O discurso divulgado pelo delegado Mororó e incorporado pelo Secretário de Segurança Pública do Estado é que se tratava de uma organização criminosa fortemente armada, envolvida em venda ilegal de madeira, roubo de gado e outros crimes. O resultado da operação que envolveu dezenas de policiais, várias viaturas, dois helicópteros, foi a apreensão apenas de 7 espingardas cartucheiras e algumas munições. Nenhuma arma pesada, nenhuma motosserra, nenhum caminhão de madeira, nenhum gado roubado, nada mais. Dos quatro trabalhadores presos, nenhum deles tinha mandado de prisão e só um tinha condenação pela justiça. Os dois mortos também não tinham prisões decretadas e nem passagem pela polícia. Ou seja, a operação, nessa perspectiva, foi uma farsa. Não estamos dizendo que não tenha, entre os ocupantes, pessoas envolvidas em algum tipo de crime, mas, essas pessoas têm que serem presas conforme a lei determina e não executadas.

A operação criminosa chefiada pelo delegado Mororó, teve o mesmo modus operandi de uma outra ocorrida na fazenda Santa Lúcia, no município de Pau D’Arco em 2017. Ali, sob o pretexto de cumprir mandados de prisão e de busca e apreensão contra criminosos, a polícia civil e militar assassinou friamente 10 trabalhadores, no que ficou conhecido como o massacre de Pau D’Arco.

O delegado Mororó não esconde para ninguém suas relações viscerais com os latifundiários da região. Qualquer chamado desse grupo ele está pronto a atender. Qualquer tentativa de novo acampamento ele chega junto com os fazendeiros para dissolver, inclusive em locais fora das áreas de fazendas particulares. No caso do acampamento Terra e Liberdade do MST em Parauapebas, os fazendeiros o arrolaram como sua testemunha na audiência de justificação da ação possessória. Por outro lado, quando se trata de apurar assassinatos de trabalhadores o delegado não tem o mesmo interesse. Conforme dados da CPT, nos últimos 10 anos, 15 assassinatos ocorreram na área de atribuição da DECA de Marabá, sendo que a autoria das mortes não foi esclarecida. Na verdade, a Delegacia de Conflitos Agrários se transformou em delegacia de proteção ao latifúndio.

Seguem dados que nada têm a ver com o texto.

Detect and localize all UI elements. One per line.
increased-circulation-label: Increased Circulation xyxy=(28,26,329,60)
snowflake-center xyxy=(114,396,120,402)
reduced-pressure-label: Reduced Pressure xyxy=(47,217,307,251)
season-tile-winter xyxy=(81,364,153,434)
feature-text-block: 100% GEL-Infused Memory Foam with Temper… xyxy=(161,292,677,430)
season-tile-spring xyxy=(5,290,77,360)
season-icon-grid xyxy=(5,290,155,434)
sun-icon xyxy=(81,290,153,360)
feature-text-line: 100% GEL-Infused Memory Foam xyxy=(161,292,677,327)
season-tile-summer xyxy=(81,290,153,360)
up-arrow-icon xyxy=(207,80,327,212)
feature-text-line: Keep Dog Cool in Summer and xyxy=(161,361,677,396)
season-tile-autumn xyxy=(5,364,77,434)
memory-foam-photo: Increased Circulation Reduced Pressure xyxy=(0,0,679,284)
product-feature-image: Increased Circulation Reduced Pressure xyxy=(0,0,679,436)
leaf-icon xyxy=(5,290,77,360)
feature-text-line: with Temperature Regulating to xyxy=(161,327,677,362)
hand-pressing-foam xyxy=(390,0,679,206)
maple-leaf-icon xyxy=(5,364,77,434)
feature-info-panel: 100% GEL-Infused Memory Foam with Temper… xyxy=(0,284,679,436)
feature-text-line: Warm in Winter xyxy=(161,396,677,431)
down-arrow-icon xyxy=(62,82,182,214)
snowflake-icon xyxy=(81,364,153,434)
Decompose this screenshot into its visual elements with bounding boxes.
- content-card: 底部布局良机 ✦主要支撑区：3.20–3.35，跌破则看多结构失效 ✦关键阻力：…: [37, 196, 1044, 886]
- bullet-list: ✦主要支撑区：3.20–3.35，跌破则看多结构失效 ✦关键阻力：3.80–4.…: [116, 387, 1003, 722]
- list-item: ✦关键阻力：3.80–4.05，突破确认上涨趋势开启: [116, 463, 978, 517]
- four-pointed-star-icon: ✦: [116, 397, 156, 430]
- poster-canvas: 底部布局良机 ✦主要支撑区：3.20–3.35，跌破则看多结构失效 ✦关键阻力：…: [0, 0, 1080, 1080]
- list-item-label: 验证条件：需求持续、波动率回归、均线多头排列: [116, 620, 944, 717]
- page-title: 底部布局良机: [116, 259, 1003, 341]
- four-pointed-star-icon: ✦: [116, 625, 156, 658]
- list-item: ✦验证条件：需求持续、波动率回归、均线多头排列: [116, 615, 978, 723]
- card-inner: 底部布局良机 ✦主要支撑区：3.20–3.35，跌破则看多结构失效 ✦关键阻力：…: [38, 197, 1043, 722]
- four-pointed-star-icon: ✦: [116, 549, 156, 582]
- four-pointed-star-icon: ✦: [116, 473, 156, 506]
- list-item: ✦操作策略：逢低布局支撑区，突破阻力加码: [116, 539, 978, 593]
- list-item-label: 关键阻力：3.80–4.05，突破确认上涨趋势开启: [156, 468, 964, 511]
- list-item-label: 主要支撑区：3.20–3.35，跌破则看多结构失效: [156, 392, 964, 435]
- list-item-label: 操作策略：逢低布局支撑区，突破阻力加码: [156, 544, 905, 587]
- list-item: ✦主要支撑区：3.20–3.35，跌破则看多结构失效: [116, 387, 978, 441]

Por seu lado, o Judiciário paraense, que, conforme dados da CPT, nas últimas quatro décadas, só conseguiu concluir 19% dos processos criminais que apuram assassinatos no campo no Pará, não tem adotado as cautelas necessárias na expedição dos mandados de prisão, busca e apreensão em áreas de conflitos rurais. No caso da Fazenda Mutamba, a juíza da 1ª Vara Criminal de Marabá, autorizou a busca e apreensão em “barracos de madeira na vicinal três, entre João Lobo e Balão. Barracos localizados na divisa do Projeto de assentamento Porto Seguro e Fazenda Mutamba”, além de outros endereços, sem estabelecer critérios mais objetivos para o seu regular cumprimento. Com esse tipo de mandado em mãos, o delegado poderia entrar em mais de uma centena de casas dos moradores que residem nessas localidades com a truculência que lhe é característica.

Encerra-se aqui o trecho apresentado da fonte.